Leaders want and sometimes expect to be liked, listened to and respected. So when you hear through the grapevine that your leadership style is on the nose and perhaps you’re not as cool as you thought, it can be pretty devastating.
But count yourself lucky.
Nobody wants to work for someone who is ineffective or even impossible to work with. But very few employees will give feedback when it’s happening. It’s not unusual to find yourself the last man or woman standing – and then find out it’s because nobody liked your style. That’s painful.
Most employees avoid giving feedback upwards and simply find greener pastures. So, if you’re savvy enough to sense that things are turning sour before they completely unravel, take advantage. Get to work on your leadership style.
That means digging deep and doing some self-analysis. A great place to start is with these top five ‘impossible leader’ behaviours. How does your style compare?

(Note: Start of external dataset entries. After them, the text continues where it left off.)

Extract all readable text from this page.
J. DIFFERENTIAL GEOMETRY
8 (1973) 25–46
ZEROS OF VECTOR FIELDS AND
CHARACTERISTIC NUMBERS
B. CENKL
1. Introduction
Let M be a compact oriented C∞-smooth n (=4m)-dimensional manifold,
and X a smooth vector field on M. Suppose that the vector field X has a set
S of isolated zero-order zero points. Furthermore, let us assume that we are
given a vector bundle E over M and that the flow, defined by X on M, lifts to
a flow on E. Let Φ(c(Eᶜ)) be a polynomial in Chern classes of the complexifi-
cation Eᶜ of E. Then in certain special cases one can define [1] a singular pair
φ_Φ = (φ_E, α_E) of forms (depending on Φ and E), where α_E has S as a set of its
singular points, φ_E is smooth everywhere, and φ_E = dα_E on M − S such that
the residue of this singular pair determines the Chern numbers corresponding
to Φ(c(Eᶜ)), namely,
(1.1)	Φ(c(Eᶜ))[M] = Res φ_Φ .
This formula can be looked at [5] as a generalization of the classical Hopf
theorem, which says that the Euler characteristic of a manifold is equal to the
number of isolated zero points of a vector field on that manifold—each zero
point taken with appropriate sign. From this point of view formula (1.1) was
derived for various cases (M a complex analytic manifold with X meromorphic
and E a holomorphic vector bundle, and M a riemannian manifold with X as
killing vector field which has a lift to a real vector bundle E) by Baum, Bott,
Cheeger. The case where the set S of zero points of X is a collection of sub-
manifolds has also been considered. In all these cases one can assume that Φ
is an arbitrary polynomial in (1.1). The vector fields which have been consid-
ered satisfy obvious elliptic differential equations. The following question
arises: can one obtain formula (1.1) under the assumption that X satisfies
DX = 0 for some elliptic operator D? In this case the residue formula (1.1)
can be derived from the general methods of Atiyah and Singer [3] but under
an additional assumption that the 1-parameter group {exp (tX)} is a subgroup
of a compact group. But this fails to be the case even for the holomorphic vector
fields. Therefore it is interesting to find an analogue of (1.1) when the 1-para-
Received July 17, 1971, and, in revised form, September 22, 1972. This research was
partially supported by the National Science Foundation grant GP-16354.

1. EXPECTING THEM TO READ YOUR MIND
As a species we’re not able to read minds and yet some managers appear to expect their team to have psychic powers. Whatever it is you’re communicating – direction, praise, information, or a thumbs up emoji – it needs to be made explicit. Say things out loud, send a detailed email, deliver a project brief. If your team isn’t crystal clear about what you expect of them, when they’re on the right track, or when you want a change of direction or focus, confusion, mistakes and frustration will be the result. The reason? The key specifics, deliverables and expectations were not delivered - by you. Big mistake!
2. TUNING OUT, NOT IN
Employees want to be able to talk to their leaders. More importantly, they want to be heard. Doesn’t matter whether it’s a question about new software, project feedback, or job frustrations. Tuning out? Well you potentially leave them high and dry with little opportunity for moving forward. When an employee gets stuck, a small situation can become an insurmountable one – without your guidance. An open door policy needs to mean just that. Open your door, and your ears – and really listen.
3. PURVEYOR OF EMPTY PROMISES
Promises, promises. If you don’t follow through on them, it’s #yawn. Employees are like children in that they remember what you’ve committed to, and what you’ve followed through with. When your list of follow-through deliverables is too long and it becomes clear you have no real interest in closing it off, you’re sending a clear message to the workforce – that you can’t be trusted, and nor can your word.
4. ALWAYS RIGHT
There’s no polite way of saying this. People who insist on being right are impossible to deal with in any situation. They’re particularly damaging in the workplace. If this is your style as a manager, it promises to squash any prospect of those around you feeling empowered in your presence. Are you the type who looks something up on Google mid-conversation to prove your point? Classic. Time to step back, humble up and get your team around you for more of a mutual exchange.
5. CHANGE RESISTANT
Without change, innovation is impossible, and yet leaders can find themselves resisting it. Change brings risk, and responsibility. But if your team or employee presents you with an idea and you reject it out of hand, even if it promises real growth, then there’s a problem. It’s normal to harbor some fear and trepidation, but when this translates to anxiety or worse, if your negative outlook starts to catastrophise things, moving forward becomes impossible - and extremely frustrating for those around you. Find a way of managing change - and even embracing it.
TIME TO WANT IT!
Marshall Goldsmith is an expert of epic proportions on the subject of leadership. He’s been rated #1 Leadership Thinker and one of the Top Ten Most Influential Business Thinkers in the World, a top-ranked Executive Coach at the 2013 biennial Thinkers50 ceremony, and twice a New York Times best-seller.
Goldsmith famously says the clients he spends the least time with are the ones who improve the most, and those he spends the most time with often improve the least. Great leadership emerges in a person not when they are told they have the potential to be better, but when they realise it for themselves – and want it. This gives you the drive and self-awareness to create change in yourself.
Self-awareness and an ability to dig deep are at the centre of our ability to learn and lead. It’s all down to us, because it’s rare that someone whose salary you authorise will be courageous enough to tell you what they really think. So, if you scored marks on this list of impossible behaviours - it’s time to challenge your leadership style.
We’ll give Goldsmith the final say. ’The less we focus on ourselves the more we benefit. It’s an interesting equation: Less me. More them. Equals success. Try it.’